Em 1816, vários engenhos em Santo Amaro da Purificação foram incendiados; sete anos depois, escravos de um tumbeiro que se dirigia à Bahia se revoltaram, matando inúmeros tripulantes. Mas, ambos também foram vencidos.

Em 1826, o quilombo Urubu invadiu e quase ocupou a capital baiana. Mas, também acabou vencido; apenas quatro anos depois, no dia 10 de abril, iniciou-se outra revolta, com o ataque a uma loja na ladeira Fonte das Pedras. Que, novamente, termina com os revoltosos vencidos.

Escravo nagô – Reprodução

Portanto, entre 1798 e 1830, pelo menos oito revoltas. Em todas, talvez por falta de planejamento e organização, o povo negro havia sido vencido.

Decorre que, embora a sociedade branca permanecesse assustada com tantas revoltas, o que lhes lembrava, particularmente, o massacre de brancos havido no Haiti em 1791, o espírito negro, especialmente quando africano nato, não se conformava mais com a submissão de seu corpo e mente àqueles brancos, analfabetos, cruéis e ignorantes, cujo direito sobre si não tinha qualquer justificativa.

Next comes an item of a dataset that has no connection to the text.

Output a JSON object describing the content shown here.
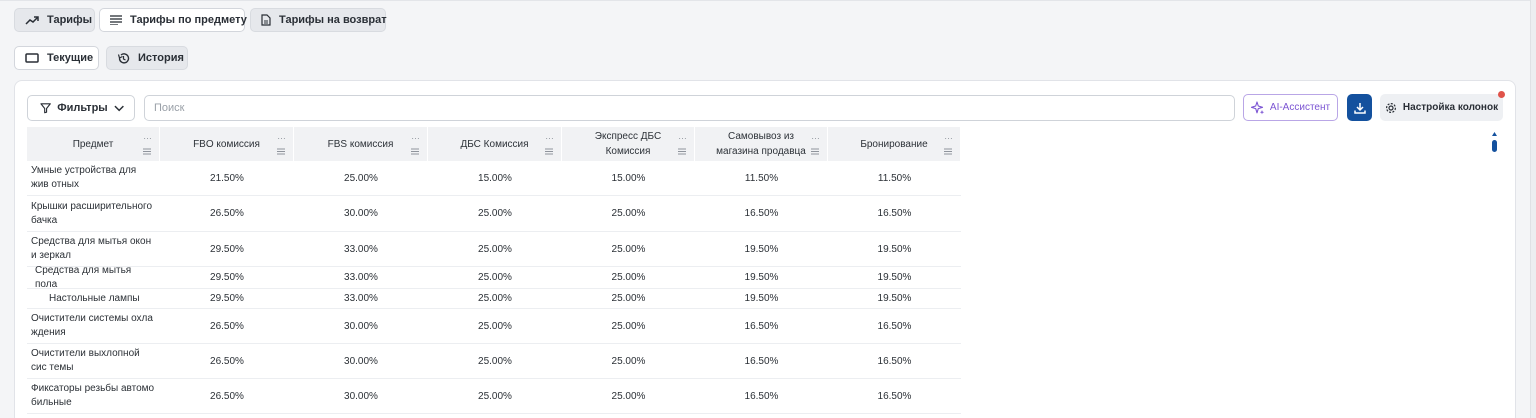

Portanto, vencê-los parecia ser, apenas, questão de planejamento e organização; não apenas de agressividade momentânea, de espasmos de revolta reativa e inconsequente como, até aqui, parecia ter ocorrido.

Para os negros, a liberdade via conspiração parecia possível; já assim o havia demonstrado o exemplo haitiano que, produzindo a única revolta vitoriosa de escravos da história, terminou por conseguir a independência; isto, frente à poderosa França, em 1804.

É certo que, por lá, o levante havia durado algo em torno de treze anos. E que, para tanto, Toussaint L´Ouverture, o Napoleão Negro, e depois Dessalines, enfrentaram e venceram tropas francesas e inglesas, que lhes queriam novamente dominar. O que lhes foi impedido pelos revoltosos.

Como decorrência, o povo branco, não só da Bahia, mas de todos os territórios colonizados, temia revoltas similares em sua própria terra, até porque ninguém quer ser massacrado.

Mas, o final do escravismo também não era motivo de discussões entre eles, que se julgavam onipotentes donos da terra e das gentes; portanto, lhes parecia bastante a manutenção ativa da vigilância, para que as revoltas fossem debeladas logo no começo. Afinal, negros não tinham capacidade para organizar-se, nem para planejar, pensavam eles.

Porém, para o povo negro, apenas a revolta parecia possível.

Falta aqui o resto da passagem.